Thursday, May 5, 2011

Quoted

Today, I read something by Amercan Playwright, August Wilson, and for some reason it simply stood out to me, etching its words into my heart. Wilson wrote;
    
     "Confront the dark point of yourself, and work to banish them with illumination and forgiveness. Your willingness to wrestle with your demons will cause your angels to sing. Use the pain as fuel, as a reminder of your strength."

I read it over again a few times, and let the words soak up into me, like a dry sponge drinking up every last bit of water in a puddle, it was then I realized it was hitting close to home. When I write, it tends to exute a more sober feeling than anything else; people often ask if I am okay, and the answer to that is yes. This is my healing process; Writing is part of my healing.

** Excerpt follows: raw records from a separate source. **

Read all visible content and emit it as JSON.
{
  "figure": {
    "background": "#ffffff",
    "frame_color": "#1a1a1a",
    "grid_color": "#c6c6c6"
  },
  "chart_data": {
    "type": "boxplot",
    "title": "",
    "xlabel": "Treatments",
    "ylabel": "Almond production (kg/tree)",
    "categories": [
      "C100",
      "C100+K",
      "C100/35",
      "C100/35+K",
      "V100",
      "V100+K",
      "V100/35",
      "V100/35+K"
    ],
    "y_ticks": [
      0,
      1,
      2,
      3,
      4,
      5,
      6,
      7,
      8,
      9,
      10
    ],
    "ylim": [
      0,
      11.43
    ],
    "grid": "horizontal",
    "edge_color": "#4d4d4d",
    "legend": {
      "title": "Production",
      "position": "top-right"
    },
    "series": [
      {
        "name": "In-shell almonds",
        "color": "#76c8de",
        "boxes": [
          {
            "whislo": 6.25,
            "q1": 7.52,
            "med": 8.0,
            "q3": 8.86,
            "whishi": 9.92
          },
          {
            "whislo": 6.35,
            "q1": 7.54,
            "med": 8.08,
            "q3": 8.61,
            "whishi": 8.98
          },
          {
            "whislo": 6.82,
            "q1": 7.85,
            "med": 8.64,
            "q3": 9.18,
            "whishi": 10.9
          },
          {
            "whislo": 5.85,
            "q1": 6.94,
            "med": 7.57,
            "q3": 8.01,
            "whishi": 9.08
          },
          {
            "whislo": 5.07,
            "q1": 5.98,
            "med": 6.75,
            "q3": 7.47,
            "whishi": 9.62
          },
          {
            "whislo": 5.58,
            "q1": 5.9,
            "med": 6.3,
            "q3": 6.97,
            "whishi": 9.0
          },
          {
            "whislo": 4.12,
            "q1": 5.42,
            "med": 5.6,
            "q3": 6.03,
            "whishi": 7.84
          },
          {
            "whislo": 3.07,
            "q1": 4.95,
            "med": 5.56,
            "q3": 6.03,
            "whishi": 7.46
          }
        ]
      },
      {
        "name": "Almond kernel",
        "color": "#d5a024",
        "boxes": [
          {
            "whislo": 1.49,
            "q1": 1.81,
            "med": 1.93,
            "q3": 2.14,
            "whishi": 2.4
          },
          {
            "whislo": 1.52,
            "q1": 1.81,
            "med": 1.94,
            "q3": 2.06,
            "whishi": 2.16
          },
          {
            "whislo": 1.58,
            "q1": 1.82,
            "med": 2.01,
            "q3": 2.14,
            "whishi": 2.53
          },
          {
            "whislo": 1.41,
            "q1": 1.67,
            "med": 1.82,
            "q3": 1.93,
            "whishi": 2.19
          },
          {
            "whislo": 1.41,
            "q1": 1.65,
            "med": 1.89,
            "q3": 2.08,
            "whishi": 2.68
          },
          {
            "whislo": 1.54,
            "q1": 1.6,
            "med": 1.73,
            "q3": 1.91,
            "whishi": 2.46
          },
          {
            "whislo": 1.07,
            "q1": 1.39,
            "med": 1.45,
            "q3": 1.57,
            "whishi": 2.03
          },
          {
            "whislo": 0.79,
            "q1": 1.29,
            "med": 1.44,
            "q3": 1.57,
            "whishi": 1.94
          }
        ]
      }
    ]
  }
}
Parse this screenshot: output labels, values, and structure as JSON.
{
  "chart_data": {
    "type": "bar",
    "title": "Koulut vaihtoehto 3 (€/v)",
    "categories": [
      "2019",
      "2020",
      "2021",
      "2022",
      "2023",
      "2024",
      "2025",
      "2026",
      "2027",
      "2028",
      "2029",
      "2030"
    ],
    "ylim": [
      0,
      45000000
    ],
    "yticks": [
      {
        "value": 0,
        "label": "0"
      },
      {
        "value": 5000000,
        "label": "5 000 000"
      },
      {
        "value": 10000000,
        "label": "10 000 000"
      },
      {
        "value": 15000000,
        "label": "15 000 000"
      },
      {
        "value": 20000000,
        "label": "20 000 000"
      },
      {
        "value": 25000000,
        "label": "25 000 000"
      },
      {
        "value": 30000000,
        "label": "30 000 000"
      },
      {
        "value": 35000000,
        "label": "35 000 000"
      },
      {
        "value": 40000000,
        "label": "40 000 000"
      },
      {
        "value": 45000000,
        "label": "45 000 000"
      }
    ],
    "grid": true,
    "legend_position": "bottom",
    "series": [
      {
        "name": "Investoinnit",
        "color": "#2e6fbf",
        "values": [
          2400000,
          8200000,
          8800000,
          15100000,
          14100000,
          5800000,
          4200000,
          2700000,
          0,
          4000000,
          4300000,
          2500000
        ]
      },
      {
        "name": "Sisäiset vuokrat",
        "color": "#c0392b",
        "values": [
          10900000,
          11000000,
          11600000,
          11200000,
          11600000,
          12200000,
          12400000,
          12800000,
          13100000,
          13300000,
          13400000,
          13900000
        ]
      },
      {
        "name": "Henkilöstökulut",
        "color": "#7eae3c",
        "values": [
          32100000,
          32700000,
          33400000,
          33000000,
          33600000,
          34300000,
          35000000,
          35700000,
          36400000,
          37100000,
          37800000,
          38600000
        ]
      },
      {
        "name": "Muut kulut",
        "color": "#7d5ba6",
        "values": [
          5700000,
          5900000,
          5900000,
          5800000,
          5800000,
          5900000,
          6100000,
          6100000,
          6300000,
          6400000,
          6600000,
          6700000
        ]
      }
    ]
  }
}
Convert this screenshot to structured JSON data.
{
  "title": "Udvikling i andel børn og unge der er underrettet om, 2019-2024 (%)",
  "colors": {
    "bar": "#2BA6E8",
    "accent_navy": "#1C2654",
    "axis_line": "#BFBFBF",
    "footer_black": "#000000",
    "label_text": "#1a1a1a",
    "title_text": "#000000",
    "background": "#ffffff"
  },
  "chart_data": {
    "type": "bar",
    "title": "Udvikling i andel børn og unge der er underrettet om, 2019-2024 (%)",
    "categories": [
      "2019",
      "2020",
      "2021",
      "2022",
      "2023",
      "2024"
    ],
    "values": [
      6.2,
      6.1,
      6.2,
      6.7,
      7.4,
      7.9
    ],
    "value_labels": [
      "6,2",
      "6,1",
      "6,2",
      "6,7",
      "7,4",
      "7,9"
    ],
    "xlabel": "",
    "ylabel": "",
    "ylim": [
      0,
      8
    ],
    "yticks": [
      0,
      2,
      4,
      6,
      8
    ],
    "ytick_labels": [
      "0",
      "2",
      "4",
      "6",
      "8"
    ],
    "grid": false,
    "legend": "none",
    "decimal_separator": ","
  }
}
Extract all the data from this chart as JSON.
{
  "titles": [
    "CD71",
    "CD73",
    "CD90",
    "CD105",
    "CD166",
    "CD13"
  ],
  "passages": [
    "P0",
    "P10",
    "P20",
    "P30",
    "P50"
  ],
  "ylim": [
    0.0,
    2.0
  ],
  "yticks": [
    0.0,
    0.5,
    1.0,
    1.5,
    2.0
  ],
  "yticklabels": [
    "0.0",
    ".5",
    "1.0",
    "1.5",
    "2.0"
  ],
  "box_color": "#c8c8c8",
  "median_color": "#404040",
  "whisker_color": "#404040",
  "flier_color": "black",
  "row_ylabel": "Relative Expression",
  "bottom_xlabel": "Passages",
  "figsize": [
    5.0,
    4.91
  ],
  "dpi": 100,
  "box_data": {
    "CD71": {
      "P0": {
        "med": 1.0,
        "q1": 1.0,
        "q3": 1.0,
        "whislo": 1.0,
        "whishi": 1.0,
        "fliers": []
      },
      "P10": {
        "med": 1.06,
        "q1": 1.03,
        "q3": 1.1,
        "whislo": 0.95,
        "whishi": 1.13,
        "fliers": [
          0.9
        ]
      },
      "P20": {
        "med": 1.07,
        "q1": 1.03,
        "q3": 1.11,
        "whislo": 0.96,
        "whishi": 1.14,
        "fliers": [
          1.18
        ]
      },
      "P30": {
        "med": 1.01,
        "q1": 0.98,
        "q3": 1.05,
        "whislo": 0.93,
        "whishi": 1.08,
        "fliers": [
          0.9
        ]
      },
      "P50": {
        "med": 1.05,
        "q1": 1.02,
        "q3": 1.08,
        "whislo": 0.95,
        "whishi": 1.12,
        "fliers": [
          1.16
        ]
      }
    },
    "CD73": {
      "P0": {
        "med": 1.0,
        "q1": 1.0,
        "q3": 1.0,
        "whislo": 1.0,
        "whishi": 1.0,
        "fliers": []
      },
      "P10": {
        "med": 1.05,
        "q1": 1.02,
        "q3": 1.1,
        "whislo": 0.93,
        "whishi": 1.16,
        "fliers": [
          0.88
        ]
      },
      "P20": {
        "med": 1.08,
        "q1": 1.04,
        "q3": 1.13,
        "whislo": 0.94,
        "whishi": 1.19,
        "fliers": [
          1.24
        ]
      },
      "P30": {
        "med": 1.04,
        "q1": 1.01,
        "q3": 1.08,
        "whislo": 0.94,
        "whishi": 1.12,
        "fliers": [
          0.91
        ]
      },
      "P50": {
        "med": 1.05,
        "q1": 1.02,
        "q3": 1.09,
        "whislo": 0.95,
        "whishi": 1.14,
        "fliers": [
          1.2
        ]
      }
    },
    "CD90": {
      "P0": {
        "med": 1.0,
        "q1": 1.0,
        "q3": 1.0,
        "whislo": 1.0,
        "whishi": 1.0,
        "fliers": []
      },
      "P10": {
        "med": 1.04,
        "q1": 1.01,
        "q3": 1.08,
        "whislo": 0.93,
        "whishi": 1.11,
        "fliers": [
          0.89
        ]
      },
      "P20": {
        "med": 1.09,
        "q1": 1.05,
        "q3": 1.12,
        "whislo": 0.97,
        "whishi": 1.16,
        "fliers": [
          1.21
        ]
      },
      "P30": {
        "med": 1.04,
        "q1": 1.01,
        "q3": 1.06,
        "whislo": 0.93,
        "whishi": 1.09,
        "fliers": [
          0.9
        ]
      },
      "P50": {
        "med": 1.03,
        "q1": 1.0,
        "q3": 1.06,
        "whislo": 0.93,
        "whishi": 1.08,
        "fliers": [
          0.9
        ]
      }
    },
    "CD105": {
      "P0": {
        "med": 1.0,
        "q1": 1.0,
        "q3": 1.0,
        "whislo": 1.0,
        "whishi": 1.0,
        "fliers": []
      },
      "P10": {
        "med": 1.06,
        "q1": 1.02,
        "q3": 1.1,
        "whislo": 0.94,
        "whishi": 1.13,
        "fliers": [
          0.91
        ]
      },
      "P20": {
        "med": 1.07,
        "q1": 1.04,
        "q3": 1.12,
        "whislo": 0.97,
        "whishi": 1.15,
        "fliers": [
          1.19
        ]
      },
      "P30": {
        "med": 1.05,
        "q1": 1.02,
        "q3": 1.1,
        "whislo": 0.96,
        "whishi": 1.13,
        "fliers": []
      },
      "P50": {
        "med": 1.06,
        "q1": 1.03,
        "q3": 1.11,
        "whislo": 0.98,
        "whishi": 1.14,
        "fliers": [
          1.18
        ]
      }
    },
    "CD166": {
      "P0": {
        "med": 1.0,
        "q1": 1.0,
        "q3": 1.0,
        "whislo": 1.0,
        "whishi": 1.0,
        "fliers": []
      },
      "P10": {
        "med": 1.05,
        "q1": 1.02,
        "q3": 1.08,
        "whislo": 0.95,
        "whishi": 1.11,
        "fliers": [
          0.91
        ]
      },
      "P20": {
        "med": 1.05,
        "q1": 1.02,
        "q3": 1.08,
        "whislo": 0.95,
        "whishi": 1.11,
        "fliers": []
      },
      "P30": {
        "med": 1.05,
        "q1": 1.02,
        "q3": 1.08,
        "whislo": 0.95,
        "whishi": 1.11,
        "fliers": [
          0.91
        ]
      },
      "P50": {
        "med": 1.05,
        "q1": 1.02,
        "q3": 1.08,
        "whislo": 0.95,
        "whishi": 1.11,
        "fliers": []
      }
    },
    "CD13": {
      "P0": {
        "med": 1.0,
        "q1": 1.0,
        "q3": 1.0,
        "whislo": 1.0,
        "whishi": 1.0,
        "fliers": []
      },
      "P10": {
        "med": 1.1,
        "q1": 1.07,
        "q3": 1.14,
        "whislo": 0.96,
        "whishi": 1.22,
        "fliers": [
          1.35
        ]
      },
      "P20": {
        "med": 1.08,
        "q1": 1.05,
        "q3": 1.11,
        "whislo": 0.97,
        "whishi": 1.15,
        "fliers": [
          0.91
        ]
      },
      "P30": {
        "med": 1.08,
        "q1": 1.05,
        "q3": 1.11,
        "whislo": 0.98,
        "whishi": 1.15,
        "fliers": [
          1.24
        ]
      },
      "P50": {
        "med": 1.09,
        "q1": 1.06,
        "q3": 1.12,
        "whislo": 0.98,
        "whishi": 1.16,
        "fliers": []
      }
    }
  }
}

We all have our own demons, some far worse than others. My demons tend to take form as trust and mistrust. I trust myself and a select few that I can count on one hand. Everyone else that falls in and aroud my life, I will keep you at a safe distance of an arms length. I don't trust people well, but I do make sure I am worthy of someone else's trust.

I may have forgiven those who've done me wrong, giving fuel to these demons that were once harbored into my soul, but its doesn't mean I let them win. It doesn't mean that they are still draining the life from me. What it does me is that I haven't forgotten what has happened. It goes back to the elementry saying "forgive, but never forget"; that is where I am.

I have predetermined myself that I will overcome the wreckage that was made of my life and begin to rebuild the foundation that makes me who I am. The angels in which surround me in my daily walk, have never had such a volume as they do now. Their rejoices only impact mine more.

The pain, I know is only temporary. It will leave every bit of me in due time, as I have to allow myself to heal, and heal wholly. I will walk away from this fire, untouched, unscathed, clean, refreshed, and whole.

I have declared myself a strong woman, because I choose to win this battle each and every day.